Senti certo arrepio na nuca.

Caminhei lentamente até a sala, quando vi que eram três bruxas. As três possuíam vestidos vermelhos longos.

– Onde ela está? – Linda perguntou.

A velha do rio ficou calada.

– Ah! Por favor! Só queremos armar acampamento e você está tornando isso difícil – exclamei.

Um das senhoras se levantou e sorriu para mim, mas as três ainda estavam caladas. Linda olhou para mim com mais medo que o normal. Muitas vezes o silêncio é pior que um longo diálogo.

– Vão ficar aí paradas? – perguntei.

A velha do rio também se pôs de pé. A sala era grande para uma choupana velha no meio da floresta.

– Se matar um de nós, poderá levar a garota – disse.

Confesso que me assustei com a proposta. Elas estavam oferecendo a vida!

– O que ganharia com ela? – eu estava falando de Griff.

– O sangue dela possui algo muito especial. O necessário para criar o poço da juventude.

Há séculos as bruxas estão procurando a poção perfeita que criará um líquido mágico. Este rejuvenescerá quem o beber. É uma longa história, mas isso é tudo o que você necessita saber.

Engoli em seco.

– Feito – concordei.

No mesmo instante, as bruxas sumiram. Um silêncio perturbador dominou a sala.

– Isso não vale! Apareçam!

– Terebus Onioum!

Aquelas palavras me deixaram arrepiado. Linda foi jogada ao chão. Sua espada voou para longe. Confesso que meu medo só aumentava.

As velhas reapareceram. Agora possuíam algo parecido com uma varinha de madeira que brilhava bastante

– Akardi Pestati!

Comecei a ficar sufocado, mas consegui pegar minha espada. Tentei atacar a velha do rio, mas ela conseguiu desviar, rolando pelo chão como um tatu. Minha respiração ficou lenta e densa. Meus pulmões estavam prestes a explodir, pelos menos eu achava isso.

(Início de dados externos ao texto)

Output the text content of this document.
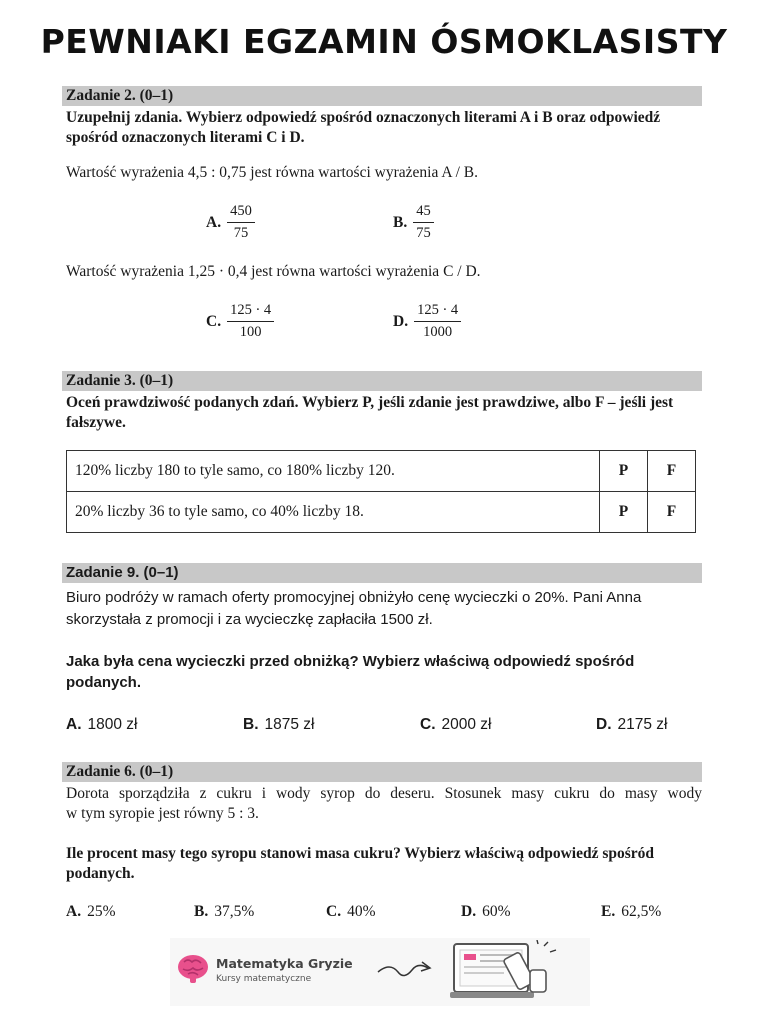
PEWNIAKI EGZAMIN ÓSMOKLASISTY
Zadanie 2. (0–1)
Uzupełnij zdania. Wybierz odpowiedź spośród oznaczonych literami A i B oraz odpowiedź spośród oznaczonych literami C i D.
Wartość wyrażenia 4,5 : 0,75 jest równa wartości wyrażenia A / B.
A. $\frac{450}{75}$	B. $\frac{45}{75}$
Wartość wyrażenia 1,25 · 0,4 jest równa wartości wyrażenia C / D.
C. $\frac{125 \cdot 4}{100}$	D. $\frac{125 \cdot 4}{1000}$
Zadanie 3. (0–1)
Oceń prawdziwość podanych zdań. Wybierz P, jeśli zdanie jest prawdziwe, albo F – jeśli jest fałszywe.
120% liczby 180 to tyle samo, co 180% liczby 120.	P	F
20% liczby 36 to tyle samo, co 40% liczby 18.	P	F
Zadanie 9. (0–1)
Biuro podróży w ramach oferty promocyjnej obniżyło cenę wycieczki o 20%. Pani Anna skorzystała z promocji i za wycieczkę zapłaciła 1500 zł.
Jaka była cena wycieczki przed obniżką? Wybierz właściwą odpowiedź spośród podanych.
A. 1800 zł	B. 1875 zł	C. 2000 zł	D. 2175 zł
Zadanie 6. (0–1)
Dorota sporządziła z cukru i wody syrop do deseru. Stosunek masy cukru do masy wody
w tym syropie jest równy 5 : 3.
Ile procent masy tego syropu stanowi masa cukru? Wybierz właściwą odpowiedź spośród podanych.
A. 25%	B. 37,5%	C. 40%	D. 60%	E. 62,5%
Matematyka Gryzie
Kursy matematyczne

Deslizei a espada sobre a cabeça da outra bruxa que deu um giro no ar. Conseguiu desviar assim como a outra.

– Terebus Victorium!

Victorium lembra vitória. Achei que era algum feitiço que as faria vencer.

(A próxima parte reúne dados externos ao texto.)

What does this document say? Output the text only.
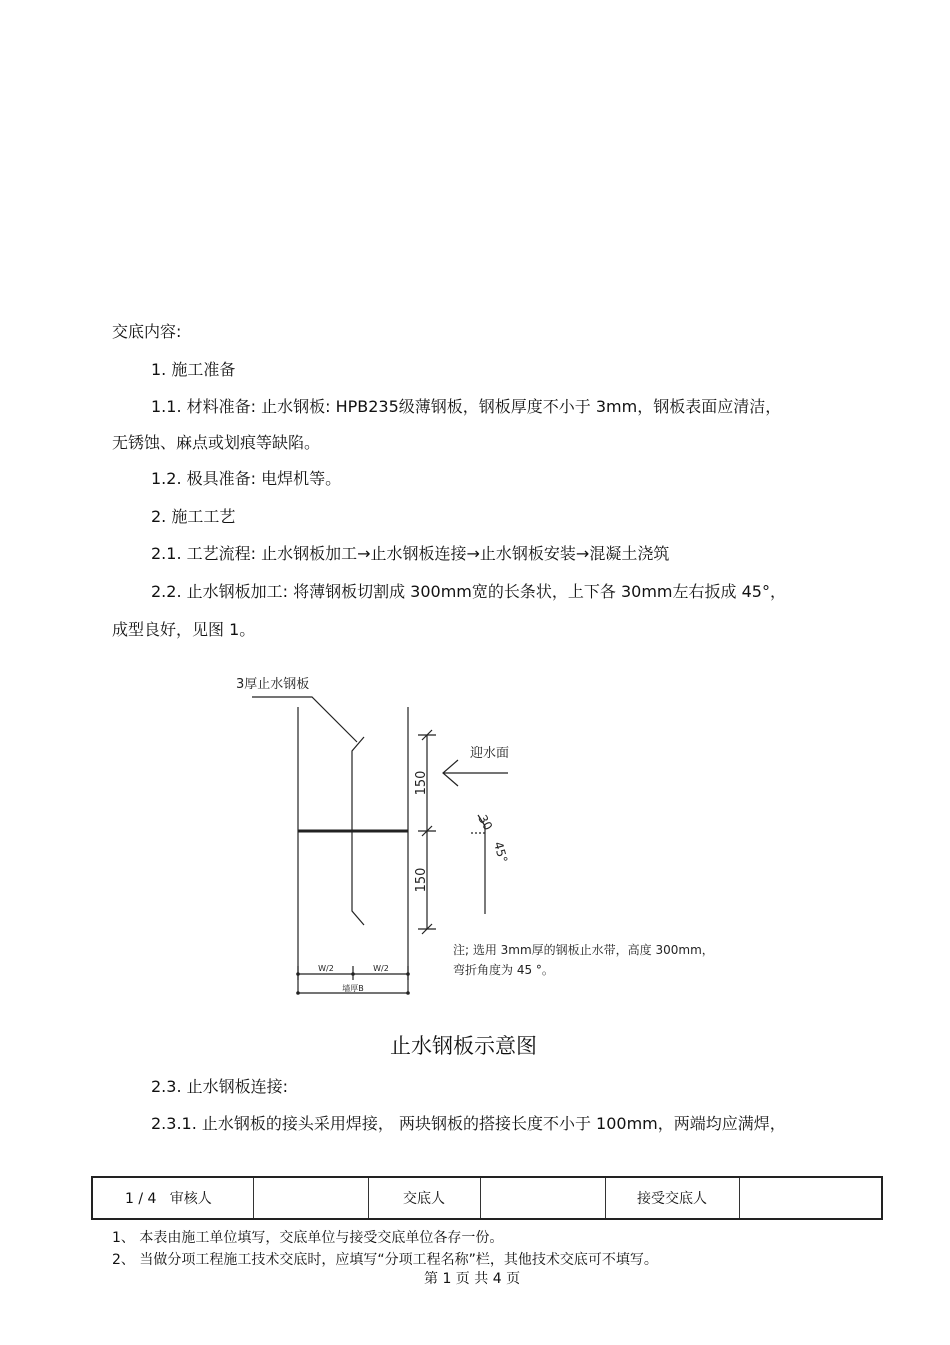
交底内容:
1. 施工准备
1.1. 材料准备: 止水钢板: HPB235级薄钢板，钢板厚度不小于 3mm，钢板表面应清洁，
无锈蚀、麻点或划痕等缺陷。
1.2. 极具准备: 电焊机等。
2. 施工工艺
2.1. 工艺流程: 止水钢板加工→止水钢板连接→止水钢板安装→混凝土浇筑
2.2. 止水钢板加工: 将薄钢板切割成 300mm宽的长条状，上下各 30mm左右扳成 45°，
成型良好，见图 1。
3厚止水钢板
迎水面
150
150
30
45°
W/2	W/2
墙厚B
注; 选用 3mm厚的钢板止水带，高度 300mm，
弯折角度为 45 °。
止水钢板示意图
2.3. 止水钢板连接:
2.3.1. 止水钢板的接头采用焊接， 两块钢板的搭接长度不小于 100mm，两端均应满焊，
1 / 4 审核人		交底人		接受交底人	
1、 本表由施工单位填写，交底单位与接受交底单位各存一份。
2、 当做分项工程施工技术交底时，应填写“分项工程名称”栏，其他技术交底可不填写。
第 1 页 共 4 页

Linda foi congelada. Não se movia e nem mesmo respirava. Ficou imóvel em uma posição deplorável.

Minha espada parecia ter vida própria, pois tentou acertar a velha do rio. Ela cambaleou ao tentar desviar, indo ao chão e batendo a cabeça no velho e sujo sofá. Urrou de dor.

Uma delas passou a varinha pelo meu braço, criando uma queimadura dolorida. Passou como se estivesse perfurando minha pele. Uma dor intensa que jamais esquecerei. Ela acertara meu braço direito, o que empunho a espada. Tive que segurar a arma com a mão esquerda.

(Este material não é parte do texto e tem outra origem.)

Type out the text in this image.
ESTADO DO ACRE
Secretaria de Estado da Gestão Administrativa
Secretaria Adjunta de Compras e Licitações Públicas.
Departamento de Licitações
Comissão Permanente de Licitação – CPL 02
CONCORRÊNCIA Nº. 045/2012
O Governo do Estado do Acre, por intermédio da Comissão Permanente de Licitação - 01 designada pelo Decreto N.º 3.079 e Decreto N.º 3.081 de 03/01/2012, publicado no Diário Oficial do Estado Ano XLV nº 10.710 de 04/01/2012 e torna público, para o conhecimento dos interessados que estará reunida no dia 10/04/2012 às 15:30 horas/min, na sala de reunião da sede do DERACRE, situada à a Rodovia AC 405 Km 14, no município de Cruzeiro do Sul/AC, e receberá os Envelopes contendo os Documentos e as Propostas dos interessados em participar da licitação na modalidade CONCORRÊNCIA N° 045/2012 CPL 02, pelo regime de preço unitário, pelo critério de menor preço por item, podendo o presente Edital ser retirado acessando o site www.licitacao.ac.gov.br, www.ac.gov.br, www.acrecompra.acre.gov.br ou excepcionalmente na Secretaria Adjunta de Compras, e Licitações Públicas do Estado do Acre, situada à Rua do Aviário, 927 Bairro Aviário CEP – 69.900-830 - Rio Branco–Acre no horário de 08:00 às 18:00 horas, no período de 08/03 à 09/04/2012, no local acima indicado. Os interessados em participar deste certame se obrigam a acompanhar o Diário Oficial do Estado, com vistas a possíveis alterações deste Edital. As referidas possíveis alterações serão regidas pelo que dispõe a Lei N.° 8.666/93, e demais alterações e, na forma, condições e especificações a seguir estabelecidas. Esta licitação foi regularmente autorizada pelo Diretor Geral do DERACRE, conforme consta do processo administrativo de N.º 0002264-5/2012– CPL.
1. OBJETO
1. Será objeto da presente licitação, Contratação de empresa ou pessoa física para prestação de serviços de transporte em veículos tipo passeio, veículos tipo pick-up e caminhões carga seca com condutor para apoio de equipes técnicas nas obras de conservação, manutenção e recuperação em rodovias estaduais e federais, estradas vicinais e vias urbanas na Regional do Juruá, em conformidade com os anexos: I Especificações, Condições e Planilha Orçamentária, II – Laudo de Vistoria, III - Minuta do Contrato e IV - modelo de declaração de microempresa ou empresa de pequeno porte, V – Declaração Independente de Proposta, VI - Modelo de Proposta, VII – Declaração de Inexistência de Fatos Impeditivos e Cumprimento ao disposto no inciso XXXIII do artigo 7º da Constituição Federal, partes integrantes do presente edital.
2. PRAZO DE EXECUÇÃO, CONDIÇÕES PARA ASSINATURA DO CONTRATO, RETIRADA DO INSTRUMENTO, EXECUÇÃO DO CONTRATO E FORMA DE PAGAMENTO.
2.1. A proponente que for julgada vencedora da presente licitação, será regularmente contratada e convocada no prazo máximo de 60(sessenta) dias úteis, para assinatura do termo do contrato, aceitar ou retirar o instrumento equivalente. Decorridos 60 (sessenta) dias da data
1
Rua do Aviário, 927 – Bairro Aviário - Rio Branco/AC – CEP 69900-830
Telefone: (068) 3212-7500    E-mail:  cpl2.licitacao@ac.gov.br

A espada parecia leve, mas creio que foi somente uma rápida impressão. Graças a essa “leveza”, consegui acertar a velha do rio nas costelas quando ela tentava se levantar. Um forte jato de sangue acertou meu rosto, mas fui indiferente.

As outras duas bruxas olharam para mim, confusas. Linda voltou a falar.

Senti uma incrível sensação de poder.

– Queremos a garota! – exclamei.

Mais uma vez, as malditas sumiram. No lugar delas, Griff apareceu. Linda e ela olharam fixamente para mim. Eu estava assustado e fazia uma pose consideravelmente cômica.

– Você nos assustou – disse Griff.

– O que eu fiz?

– Nos trouxe até essa casa abandonada no escuro para ficar dando uma de “cavaleiro da nobreza”. Nunca nos disse que era sonâmbulo.

Maldito sonho! Fiquei completamente fora de mim. Quando voltar ao acampamento haverá muitas piadas de mau gosto.

– Não o acordamos porque disseram que não se acorda um sonâmbulo. Seguimos-lhe e cá estamos nós! – Linda parecia querer rir.

– Já está amanhecendo, vamos voltar ao acampamento! A professora já deve estar preocupada e o ônibus parte em duas horas.

Assenti. Saímos da choupana e passamos pelas árvores. Mas eu ainda sentia o leve sabor férreo de sangue de bruxa na boca.

Por esses e outros motivos, nunca ameace uma bruxa, principalmente em um sonho.